My friend, herself a retired RN, has two stories to tell. The first happened when she was in her third pregnancy, with a past history of rapid labors, and she arrived at the hospital's emergency entrance "with a continuous contraction."
"I need to go to the delivery room," she told the nurse.
"Well, first we need to get your name, address, and name of your insurance." The nurse was proceeding by rote.
"I need to be in the delivery room!" gasped her patient.
"Everyone is in a meeting just now," soothed the nurse. "Now, your name?"
"HERE COMES THE BABY!" That finally focused the nurse's attention.
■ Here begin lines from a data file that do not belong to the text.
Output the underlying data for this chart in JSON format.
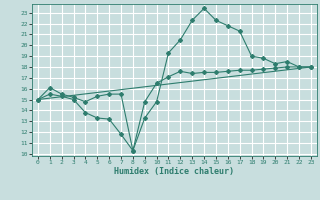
{
  "xlabel": "Humidex (Indice chaleur)",
  "ylabel": "",
  "xlim": [
    -0.5,
    23.5
  ],
  "ylim": [
    9.8,
    23.8
  ],
  "yticks": [
    10,
    11,
    12,
    13,
    14,
    15,
    16,
    17,
    18,
    19,
    20,
    21,
    22,
    23
  ],
  "xticks": [
    0,
    1,
    2,
    3,
    4,
    5,
    6,
    7,
    8,
    9,
    10,
    11,
    12,
    13,
    14,
    15,
    16,
    17,
    18,
    19,
    20,
    21,
    22,
    23
  ],
  "bg_color": "#c8dede",
  "grid_color": "#ffffff",
  "line_color": "#2e7d6e",
  "line1_x": [
    0,
    1,
    2,
    3,
    4,
    5,
    6,
    7,
    8,
    9,
    10,
    11,
    12,
    13,
    14,
    15,
    16,
    17,
    18,
    19,
    20,
    21,
    22,
    23
  ],
  "line1_y": [
    15.0,
    16.1,
    15.5,
    15.2,
    14.8,
    15.3,
    15.5,
    15.5,
    10.3,
    13.3,
    14.8,
    19.3,
    20.5,
    22.3,
    23.4,
    22.3,
    21.8,
    21.3,
    19.0,
    18.8,
    18.3,
    18.5,
    18.0,
    18.0
  ],
  "line2_x": [
    0,
    1,
    2,
    3,
    4,
    5,
    6,
    7,
    8,
    9,
    10,
    11,
    12,
    13,
    14,
    15,
    16,
    17,
    18,
    19,
    20,
    21,
    22,
    23
  ],
  "line2_y": [
    15.0,
    15.5,
    15.3,
    15.0,
    13.8,
    13.3,
    13.2,
    11.8,
    10.3,
    14.8,
    16.5,
    17.1,
    17.6,
    17.4,
    17.5,
    17.5,
    17.6,
    17.7,
    17.7,
    17.8,
    17.9,
    18.0,
    18.0,
    18.0
  ],
  "line3_x": [
    0,
    23
  ],
  "line3_y": [
    15.0,
    18.0
  ]
}
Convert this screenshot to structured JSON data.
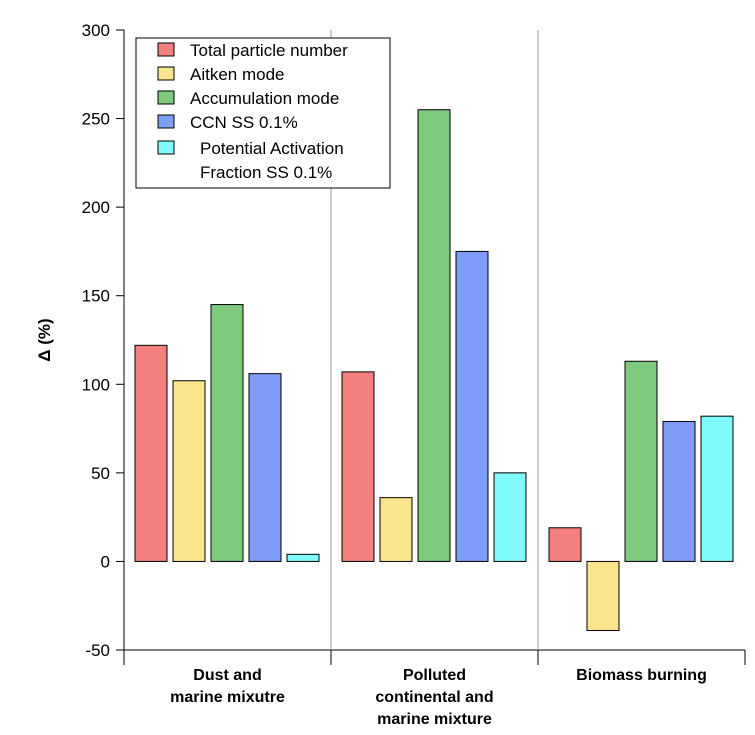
{
  "chart_data": {
    "type": "bar",
    "title": "",
    "xlabel": "",
    "ylabel": "Δ (%)",
    "ylim": [
      -50,
      300
    ],
    "yticks": [
      -50,
      0,
      50,
      100,
      150,
      200,
      250,
      300
    ],
    "grid": false,
    "legend_position": "top-left",
    "categories": [
      [
        "Dust and",
        "marine mixutre"
      ],
      [
        "Polluted",
        "continental and",
        "marine mixture"
      ],
      [
        "Biomass burning"
      ]
    ],
    "series": [
      {
        "name": [
          "Total particle number"
        ],
        "color": "#f47f7f",
        "values": [
          122,
          107,
          19
        ]
      },
      {
        "name": [
          "Aitken mode"
        ],
        "color": "#f9e68c",
        "values": [
          102,
          36,
          -39
        ]
      },
      {
        "name": [
          "Accumulation mode"
        ],
        "color": "#7fc97f",
        "values": [
          145,
          255,
          113
        ]
      },
      {
        "name": [
          "CCN SS 0.1%"
        ],
        "color": "#7f9cf9",
        "values": [
          106,
          175,
          79
        ]
      },
      {
        "name": [
          "Potential Activation",
          "Fraction SS 0.1%"
        ],
        "color": "#7ff9f9",
        "values": [
          4,
          50,
          82
        ]
      }
    ]
  }
}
Fast forward fifty years: My nurse-friend has been referred to a gastroenterologist by her family doctor. A nurse practitioner is taking her history.
"I have upper abdominal pain. My GP found GI bleeding and a low hemoglobin."
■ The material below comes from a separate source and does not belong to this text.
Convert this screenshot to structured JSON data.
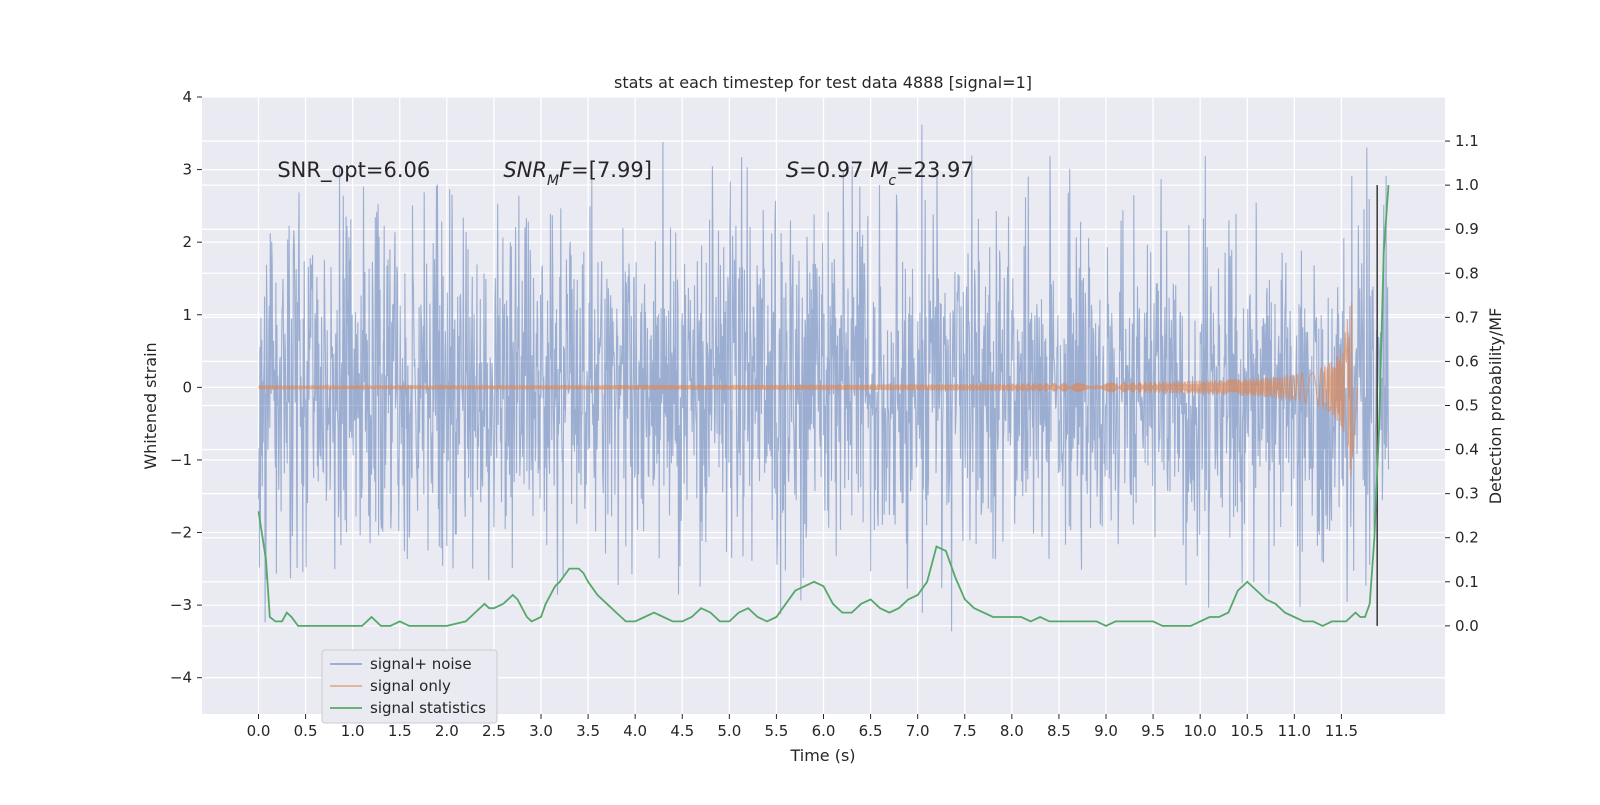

The nurse smiled patiently. "Now, dear, we don't know that."
My friend had her family doctor's lab reports, but as often happens, the specialist only accepted reports from his own lab, "to eliminate error."
Before he would treat her, he required a gastroscopy (passing a scope down the throat and into the stomach to take a direct look.) "We're pretty busy," the patient was told, we can schedule you for six weeks from now." No medicine was supplied for the interim.
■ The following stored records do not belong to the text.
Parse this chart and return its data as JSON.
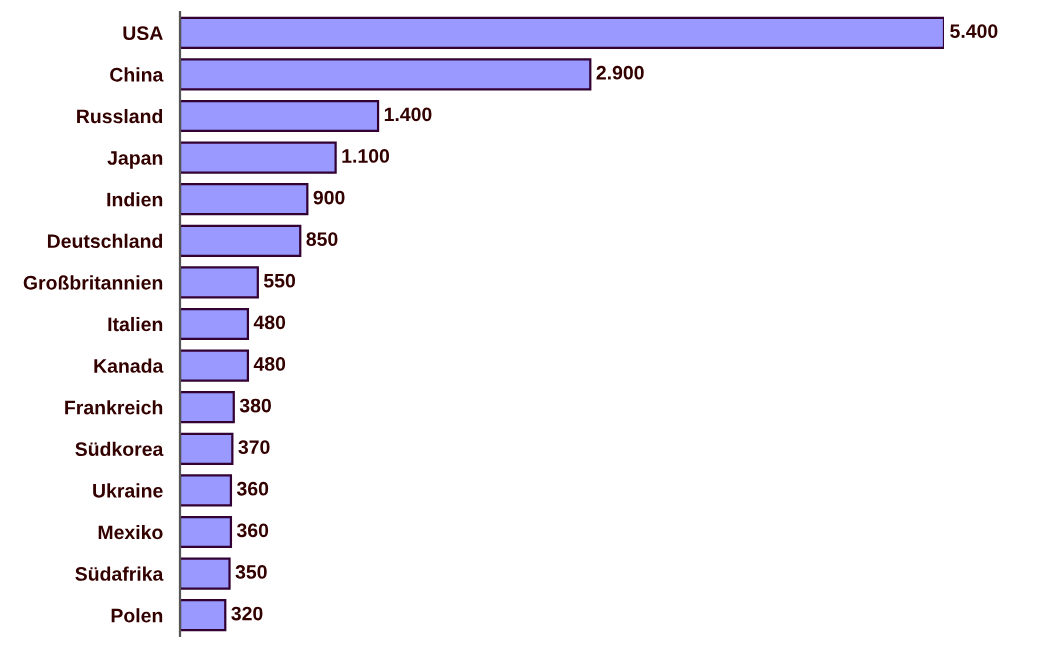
{
  "chart_data": {
    "type": "bar",
    "orientation": "horizontal",
    "color": "#9999ff",
    "categories": [
      "USA",
      "China",
      "Russland",
      "Japan",
      "Indien",
      "Deutschland",
      "Großbritannien",
      "Italien",
      "Kanada",
      "Frankreich",
      "Südkorea",
      "Ukraine",
      "Mexiko",
      "Südafrika",
      "Polen"
    ],
    "values": [
      5400,
      2900,
      1400,
      1100,
      900,
      850,
      550,
      480,
      480,
      380,
      370,
      360,
      360,
      350,
      320
    ],
    "value_labels": [
      "5.400",
      "2.900",
      "1.400",
      "1.100",
      "900",
      "850",
      "550",
      "480",
      "480",
      "380",
      "370",
      "360",
      "360",
      "350",
      "320"
    ],
    "grid": false,
    "legend": false
  }
}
My friend returned to her family doc who gave a prescription for Prevacid. Taking that for six weeks healed her pain, and the gastroscope showed a stomach that by that time was almost normal.
Were she my patient, I would have just given her the prescription at her first visit and called in the specialist only if she wasn't improving after a week. Tests for blood in the stool, anemia and for Helicobacter (a common cause of duodenal ulcer and bleeding) can be done in the office. A scope should be done to rule out cancer, but the cancer will still be there when the specialist gets around to doing it.
My question to the specialist and his nurse would be, "Why don't you know that? Why didn't you confirm or disprove the family doctor's data at first visit, at least look at his lab reports, and save your patient time, worry, and money?" Sometimes it seems like no one listens to anyone else.